Compassionate use: the use of a new, unapproved drug to treat a seriously ill patient when no other treatments are available.
The primary way for a patient to gain access to a medication not yet approved by the FDA is by being a part of a clinical trial. Clinical trials are set up to learn the benefits/burdens of a study drug in a controlled setting to determine its overall utility, critical for receiving FDA approval.
Seriously ill patients are often willing to take great risks to have access to potentially beneficial medications/treatments. Designating a medication as being given for compassionate use allows a patient access to the drug without participating in a study. This can be particularly attractive to patients searching for a ‘miracle’.
sounds like a good thing, but is it really? and is it necessarily compassionate?
An op ed in the NY Times called attention to some issues around this topic: The Problem with Miracle Cancer Cures by Dr Robert Wachter.
A point of contention (with me) is that the author conflates palliative care with hospice/comfort care in this piece. But aside from that, his main thesis is an important one. Thanks to compassionate use, patients who have failed standard chemotherapy may now be eligible to start one of the new immune therapies or targeted therapies as a last ditch means of treatment. These are the new classes of drugs which have shown dramatic, almost miracle-like responses in some types of cancer (think of former President Jimmy Carter who just turned 95 and is still alive and well several years after a diagnosis of brain mets from melanoma). Critical research is ongoing to identify the best uses for these drugs and there is still much is to be learned about their benefits/ burdens and overall utility. Because of the sometime seemingly ‘miracle’ response to these drugs, there is a clamoring for more widespread availability.
So now when a patient with whose cancer continues to progress despite standard treatments, and asks their oncologist ‘isn’t there anything else?’ their oncologist may be able to offer compassionate use of one of these new therapies.
the problem
In reality, the chance of this treatment being effective in these circumstances is very small. But due to the miracle responses making their way into the lay and scientific press, many patients will try it if offered. And oncologists feel it is their responsibility to offer this potential path.
Which has consequences.
Financial costs: the drug companies may or may not be covering the cost of the medication, are likely not covering the administration costs, nor the cost of treating complications from the drugs themselves.

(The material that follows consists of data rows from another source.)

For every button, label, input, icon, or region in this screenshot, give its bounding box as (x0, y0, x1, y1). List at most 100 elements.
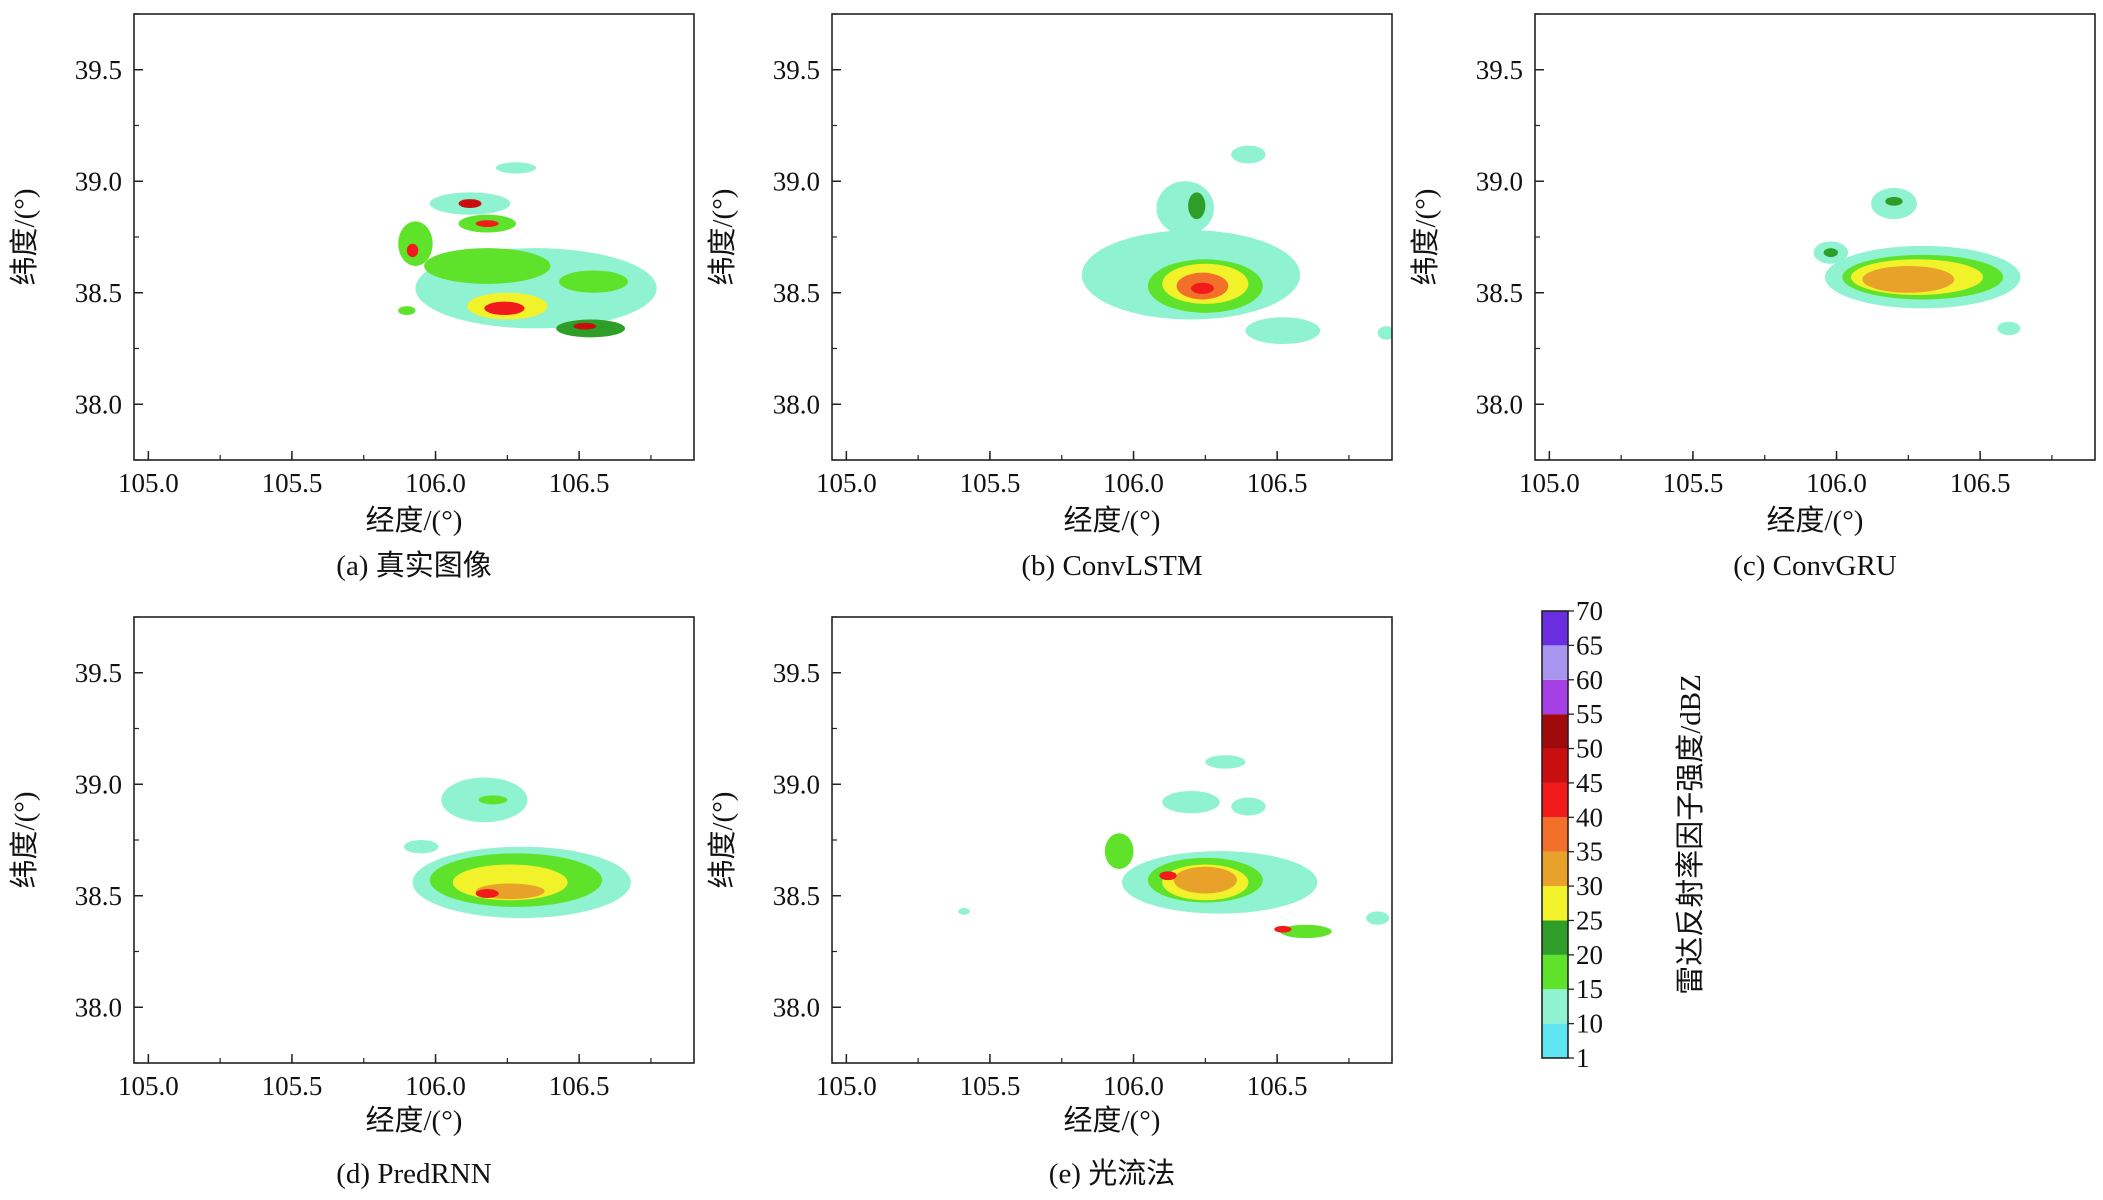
y-axis-label: 纬度/(°) (1409, 189, 1442, 286)
y-tick-label: 38.0 (1476, 389, 1523, 419)
y-tick-label: 38.0 (773, 389, 820, 419)
y-tick-label: 39.5 (75, 55, 122, 85)
colorbar-bin (1542, 886, 1568, 921)
echo-cell (1280, 924, 1332, 939)
colorbar-tick-label: 20 (1576, 940, 1603, 970)
echo-cell (475, 889, 499, 898)
plot-frame (1534, 13, 2096, 461)
echo-cell (1377, 326, 1392, 340)
echo-cell (1205, 755, 1246, 769)
colorbar-tick-label: 55 (1576, 699, 1603, 729)
x-tick-label: 105.5 (1663, 468, 1724, 498)
colorbar-tick-label: 40 (1576, 802, 1603, 832)
colorbar-bin (1542, 817, 1568, 852)
echo-cell (1274, 925, 1292, 933)
colorbar-bin (1542, 954, 1568, 990)
y-tick-label: 39.5 (773, 658, 820, 688)
colorbar-bin (1542, 679, 1568, 715)
x-axis-label: 经度/(°) (366, 504, 463, 537)
echo-cell (1173, 866, 1237, 894)
echo-layer (1813, 187, 2021, 336)
colorbar-tick-label: 60 (1576, 665, 1603, 695)
panel-d: 105.0 105.5 106.0 106.5 38.0 38.5 39.0 39.5 经度/(… (8, 616, 695, 1190)
panel-title: (d) PredRNN (336, 1158, 492, 1190)
y-tick-label: 39.0 (773, 769, 820, 799)
y-tick-label: 39.0 (75, 166, 122, 196)
echo-cell (406, 243, 419, 258)
echo-cell (1231, 797, 1266, 816)
echo-cell (1823, 248, 1838, 258)
echo-cell (1231, 145, 1266, 164)
y-tick-label: 38.0 (75, 992, 122, 1022)
echo-cell (1885, 196, 1903, 206)
x-tick-label: 106.0 (1103, 1071, 1164, 1101)
echo-cell (1366, 911, 1390, 925)
y-axis-label: 纬度/(°) (8, 189, 41, 286)
x-tick-label: 106.0 (1806, 468, 1867, 498)
echo-cell (1862, 265, 1955, 293)
echo-cell (403, 840, 439, 854)
panel-b: 105.0 105.5 106.0 106.5 38.0 38.5 39.0 39.5 经度/(… (706, 13, 1393, 582)
colorbar-bin (1542, 714, 1568, 749)
echo-cell (1162, 790, 1220, 814)
echo-cell (478, 795, 508, 805)
colorbar-bin (1542, 748, 1568, 783)
colorbar-label: 雷达反射率因子强度/dBZ (1674, 674, 1707, 995)
y-axis-label: 纬度/(°) (706, 189, 739, 286)
x-tick-label: 106.0 (405, 468, 466, 498)
panel-a: 105.0 105.5 106.0 106.5 38.0 38.5 39.0 39.5 经度/(… (8, 13, 695, 582)
colorbar-bin (1542, 645, 1568, 680)
colorbar-bin (1542, 611, 1568, 646)
echo-cell (573, 322, 597, 330)
colorbar-bin (1542, 920, 1568, 955)
colorbar-tick-label: 70 (1576, 596, 1603, 626)
x-tick-label: 105.5 (960, 468, 1021, 498)
colorbar-bin (1542, 782, 1568, 818)
echo-cell (424, 248, 551, 284)
colorbar-bin (1542, 851, 1568, 887)
x-tick-label: 106.5 (549, 1071, 610, 1101)
colorbar-bin (1542, 989, 1568, 1024)
echo-cell (1156, 181, 1214, 235)
y-axis-label: 纬度/(°) (8, 792, 41, 889)
colorbar-tick-label: 65 (1576, 630, 1603, 660)
x-axis-label: 经度/(°) (366, 1104, 463, 1137)
panel-title: (e) 光流法 (1049, 1157, 1175, 1190)
colorbar-tick-label: 35 (1576, 837, 1603, 867)
echo-cell (958, 908, 970, 915)
x-tick-label: 105.0 (1519, 468, 1580, 498)
colorbar-tick-label: 30 (1576, 871, 1603, 901)
echo-cell (1188, 192, 1206, 220)
x-axis-label: 经度/(°) (1064, 1104, 1161, 1137)
colorbar: 70 65 60 55 50 45 40 35 30 25 20 15 10 1 雷达反射率因子强度/dBZ (1541, 596, 1707, 1073)
echo-cell (484, 301, 525, 316)
colorbar-tick-label: 15 (1576, 974, 1603, 1004)
colorbar-tick-label: 45 (1576, 768, 1603, 798)
colorbar-tick-label: 10 (1576, 1009, 1603, 1039)
colorbar-tick-label: 1 (1576, 1043, 1590, 1073)
x-tick-label: 106.5 (1247, 1071, 1308, 1101)
echo-layer (958, 755, 1390, 939)
echo-cell (1159, 871, 1177, 881)
echo-cell (1997, 321, 2021, 336)
panel-title: (b) ConvLSTM (1021, 550, 1202, 582)
echo-cell (559, 270, 628, 293)
y-tick-label: 39.5 (75, 658, 122, 688)
echo-layer (1081, 145, 1392, 345)
echo-cell (495, 162, 537, 174)
y-tick-label: 39.0 (773, 166, 820, 196)
panel-e: 105.0 105.5 106.0 106.5 38.0 38.5 39.0 39.5 经度/(… (706, 616, 1393, 1190)
y-tick-label: 39.0 (75, 769, 122, 799)
x-tick-label: 106.5 (1247, 468, 1308, 498)
colorbar-tick-label: 25 (1576, 905, 1603, 935)
echo-cell (458, 199, 482, 209)
x-tick-label: 105.0 (118, 1071, 179, 1101)
echo-cell (398, 221, 433, 266)
y-tick-label: 38.5 (1476, 278, 1523, 308)
x-tick-label: 105.0 (816, 468, 877, 498)
y-tick-label: 38.0 (75, 389, 122, 419)
echo-cell (1190, 282, 1214, 294)
y-tick-label: 39.5 (1476, 55, 1523, 85)
y-tick-label: 38.5 (773, 881, 820, 911)
colorbar-tick-label: 50 (1576, 734, 1603, 764)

Health costs: contrary to how these drugs are portrayed in the press, the true extent of the side effects associated with these medications is still being worked out. They are not as benign as often portrayed. That’s why the ongoing clinical trials are so important. Although the drug approval process can seem maddeningly slow- there are good reasons for much of this process as there are significant risks with new medications. And they could even hasten death.
In my mind, what is most concerning is the activation of HOPE– for a cure that likely will not happen. So instead of shifting towards acceptance of their new reality, patients/families continue in ‘keep fighting’ mode. This typically pushes off the difficult conversations about how someone wants to spend the time they have left which can lead to the loss of opportunities to spend quality time with family/friends, to put off completing their ‘bucket list’, or whatever. And in the process, more suffering at end of life may result.
how to make this process truly compassionate
- The drug companies should have to pay for the drug and its administration and treatment of any ill-effects.
- All patients receiving a drug under compassionate use terms should be seen by a provider that is not involved with the treatment. Be it their primary care provider or a palliative medicine provider (i.e., a provider with no skin in the game who can be true honest arbiters to help patients/families weigh the benefits/burdens of potential treatments), a true conversation to help the patient think about their overall goals is critical at this time. In this way, it is ensured that the patient is not giving up more than they are gaining by going down this path.
- And because the costs of the compassionate drug and its effects are now covered by the drug company, patients who otherwise would have shifted to comfort focused care should still be able to enroll in hospice. Because the reality is that they are very likely nearing end of life, and this is an important level of extra support. If the miracle response occurs, they can be discharged from hospice- a truly win-win result.